Я решил ее версию не подтверждать и не опровергать — просто вынес ее с кухни и направился к комнате с полуразрушенной стеной.
— Ты понимаешь, что это очень плохо⁈ Из-за меня вся операция может потерпеть неудачу! Боги! — она выгнулась, крепко зажмуриваясь. Когда Бондарева глаза открыла, на них заблестели слезы.
— Наташ, ну что такое? — я зашел в ее комнату через пролом в стене — хорошо, что мы убрали кирпичи.
— Оставь меня! Все! Уходи отсюда! — Бондарева уперлась локтем мне в грудь и сделала это довольно болезненно.
— Успокойся! Чего ты нервничаешь? — я положил ее на кровать.
— Уходи! Чего ты ко мне постоянно липнешь! Убирайся! — штабс-капитан отвернулась, спрятала лицо подушкой и заплакала.
Я присел рядом, положив руку на ее вздрагивающую спину.
— Ты, великий маг, не понимаешь! Ты ничего не понимаешь! Это же не просто мина. Это еще и сингалка! Теперь они точно будут знать, что мы проводили там экзоментальное сканирование. А это значит!.. — она ударила кулаком по кровати, — значит, что мы обнаружили место нахождения Ключа! И они будут нас там ждать! Welcome, блядь!
Конечно, в словах баронессы была правда. Много правды. Ситуация была неприятной. Очень бы не хотелось соваться туда, где тебя ждут. Ждут, вероятно, самые сильные маги враждебной империи. Не только маги, но и другие люди, знающие толк в отражении угроз, которую представляли мы.
— Есть решение, — сказал я, поглаживая ее спину. Наташа будто меня не слышала, уткнувшись в подушку. — Дорогая, есть решение, — повторил я. Когда баронесса нехотя повернулась, поглядывая на меня, сказал: — Я тебе — великий маг или кто?
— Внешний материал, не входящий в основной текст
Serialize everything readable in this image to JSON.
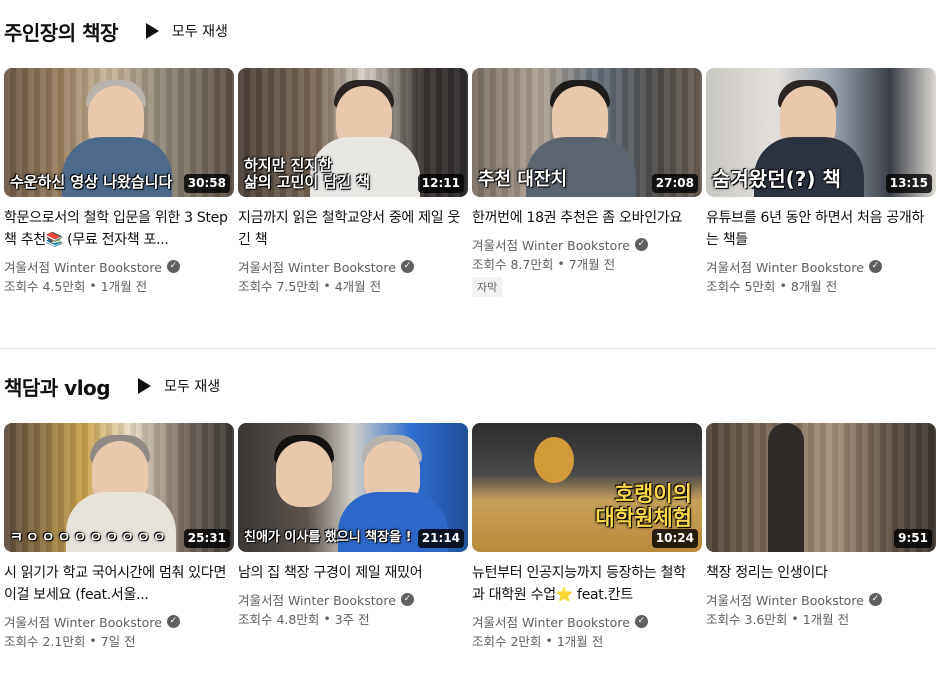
{
  "shelves": [
    {
      "title": "주인장의 책장",
      "play_all": "모두 재생",
      "videos": [
        {
          "overlay": "수운하신 영상 나왔습니다",
          "duration": "30:58",
          "title": "학문으로서의 철학 입문을 위한 3 Step 책 추천📚 (무료 전자책 포...",
          "channel": "겨울서점 Winter Bookstore",
          "views": "조회수 4.5만회",
          "age": "1개월 전",
          "badge": ""
        },
        {
          "overlay": "하지만 진지한\n삶의 고민이 담긴 책",
          "duration": "12:11",
          "title": "지금까지 읽은 철학교양서 중에 제일 웃긴 책",
          "channel": "겨울서점 Winter Bookstore",
          "views": "조회수 7.5만회",
          "age": "4개월 전",
          "badge": ""
        },
        {
          "overlay": "추천 대잔치",
          "duration": "27:08",
          "title": "한꺼번에 18권 추천은 좀 오바인가요",
          "channel": "겨울서점 Winter Bookstore",
          "views": "조회수 8.7만회",
          "age": "7개월 전",
          "badge": "자막"
        },
        {
          "overlay": "숨겨왔던(?) 책",
          "duration": "13:15",
          "title": "유튜브를 6년 동안 하면서 처음 공개하는 책들",
          "channel": "겨울서점 Winter Bookstore",
          "views": "조회수 5만회",
          "age": "8개월 전",
          "badge": ""
        }
      ]
    },
    {
      "title": "책담과 vlog",
      "play_all": "모두 재생",
      "videos": [
        {
          "overlay": "ㅋㅇㅇㅇㅇㅇㅇㅇㅇㅇ",
          "duration": "25:31",
          "title": "시 읽기가 학교 국어시간에 멈춰 있다면 이걸 보세요 (feat.서울...",
          "channel": "겨울서점 Winter Bookstore",
          "views": "조회수 2.1만회",
          "age": "7일 전",
          "badge": ""
        },
        {
          "overlay": "친애가 이사를 했으니 책장을 !",
          "duration": "21:14",
          "title": "남의 집 책장 구경이 제일 재밌어",
          "channel": "겨울서점 Winter Bookstore",
          "views": "조회수 4.8만회",
          "age": "3주 전",
          "badge": ""
        },
        {
          "overlay": "호랭이의\n대학원체험",
          "duration": "10:24",
          "title": "뉴턴부터 인공지능까지 등장하는 철학과 대학원 수업⭐ feat.칸트",
          "channel": "겨울서점 Winter Bookstore",
          "views": "조회수 2만회",
          "age": "1개월 전",
          "badge": ""
        },
        {
          "overlay": "",
          "duration": "9:51",
          "title": "책장 정리는 인생이다",
          "channel": "겨울서점 Winter Bookstore",
          "views": "조회수 3.6만회",
          "age": "1개월 전",
          "badge": ""
        }
      ]
    }
  ],
  "icons": {
    "play_all": "play-icon",
    "verified": "verified-check-icon"
  },
  "colors": {
    "text": "#0f0f0f",
    "meta": "#606060",
    "duration_bg": "#000000cc"
  }
}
— Генерал-самозванец. Демон-соблазнитель. Бабник, — выдала Бондарева, ее зеленые глаза от слез стали еще притягательнее.
— Поцелуй меня, и я скажу тебе какое решение, — я наклонился над ней.
— Ты — ничтожный манипулятор. Ты подло давишь на мои самые слабые, больные места, — простонала она, чуть подавшись вперед.
— Целоваться — это твое больное или слабое место? — с улыбкой полюбопытствовал я.
Наташа молчала, приоткрыв рот. Быть может, ждала, когда я сделаю это за нее.
— Делай! — строго настоял я, заметив, что в проломе в стены в ожидании стоит Бабский с мокрым полотенцем.
Бондарева обхватила меня за шею и впилась в мои губы. Боги! Как меня это завело! Мне стоило немалых сил, сдержать себя, не наброситься на нее сразу со всей скопившейся страстью!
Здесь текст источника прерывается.